Building The Mountainbeest

mounainbeest-pic

Builder extraordinaire and Hackaday alum [Jeremy] was asked by a friend about “doing something really crazy” for his local Makerfaire this year. That Makerfaire clock is ticking down, and not wanting to build awesome from scratch, referred his friend to a few of the temporarily shelved projects from the last year. The winning incomplete build was the Mountainbeest, a four-legged mechanical walker inspired by [Theo Jansen]’s Strandbeest.

We’ve seen the beginnings of the Mountainbeest before, starting with [Jeremy] building the linkages for one leg. This build turned into two legs and now it’s a full-on quadruped, theoretically capable of rambling over the lush mountains in [Jeremy]’s backyard.

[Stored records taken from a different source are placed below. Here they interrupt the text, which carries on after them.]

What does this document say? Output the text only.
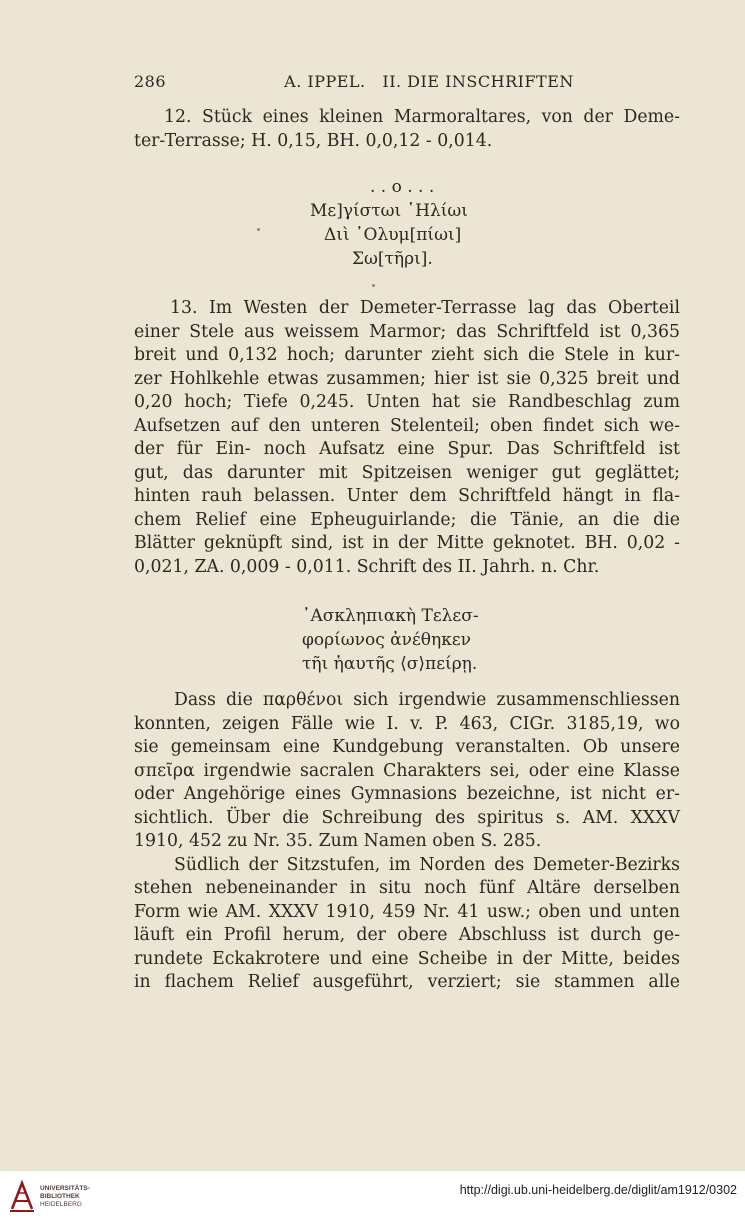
286	A. IPPEL.   II. DIE INSCHRIFTEN
12. Stück eines kleinen Marmoraltares, von der Deme-
ter-Terrasse; H. 0,15, BH. 0,0,12 - 0,014.
. . o . . .
Με]γίστωι ῾Ηλίωι
Διὶ ᾿Ολυμ[πίωι]
Σω[τῆρι].
13. Im Westen der Demeter-Terrasse lag das Oberteil
einer Stele aus weissem Marmor; das Schriftfeld ist 0,365
breit und 0,132 hoch; darunter zieht sich die Stele in kur-
zer Hohlkehle etwas zusammen; hier ist sie 0,325 breit und
0,20 hoch; Tiefe 0,245. Unten hat sie Randbeschlag zum
Aufsetzen auf den unteren Stelenteil; oben findet sich we-
der für Ein- noch Aufsatz eine Spur. Das Schriftfeld ist
gut, das darunter mit Spitzeisen weniger gut geglättet;
hinten rauh belassen. Unter dem Schriftfeld hängt in fla-
chem Relief eine Epheuguirlande; die Tänie, an die die
Blätter geknüpft sind, ist in der Mitte geknotet. BH. 0,02 -
0,021, ZA. 0,009 - 0,011. Schrift des II. Jahrh. n. Chr.
᾿Ασκληπιακὴ Τελεσ-
φορίωνος ἀνέθηκεν
τῆι ἡαυτῆς ⟨σ⟩πείρῃ.
Dass die παρθένοι sich irgendwie zusammenschliessen
konnten, zeigen Fälle wie I. v. P. 463, CIGr. 3185,19, wo
sie gemeinsam eine Kundgebung veranstalten. Ob unsere
σπεῖρα irgendwie sacralen Charakters sei, oder eine Klasse
oder Angehörige eines Gymnasions bezeichne, ist nicht er-
sichtlich. Über die Schreibung des spiritus s. AM. XXXV
1910, 452 zu Nr. 35. Zum Namen oben S. 285.
Südlich der Sitzstufen, im Norden des Demeter-Bezirks
stehen nebeneinander in situ noch fünf Altäre derselben
Form wie AM. XXXV 1910, 459 Nr. 41 usw.; oben und unten
läuft ein Profil herum, der obere Abschluss ist durch ge-
rundete Eckakrotere und eine Scheibe in der Mitte, beides
in flachem Relief ausgeführt, verziert; sie stammen alle
UNIVERSITÄTS-
BIBLIOTHEK
HEIDELBERG
http://digi.ub.uni-heidelberg.de/diglit/am1912/0302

The plan now is for [Jeremy] to get is Beest walking with the help of windshield wiper motors left over from a failed hexapod build. He’s not ging all the details yet, but it looks like the power train will be made out of bike parts. Video of the current state of the project below.

7 thoughts on “Building The Mountainbeest

    1. Jansen’s designs are meant to run off wind power, though, while this one has motors; they have to be significantly more efficient to move at all without motors.

  1. Four legs aren’t enough. It’ll fall over. You need enough legs so that there’s always at least three points of contact with the ground at the same level.

    Or you need it to be able to move fast enough that inertia keeps it up, like any fast moving four legged animal.

    I want to see one of these sturdy enough to ride, and able to steer. Steering is a feature I’ve yet to see in any of Theo Jansen’s or ones built by other people.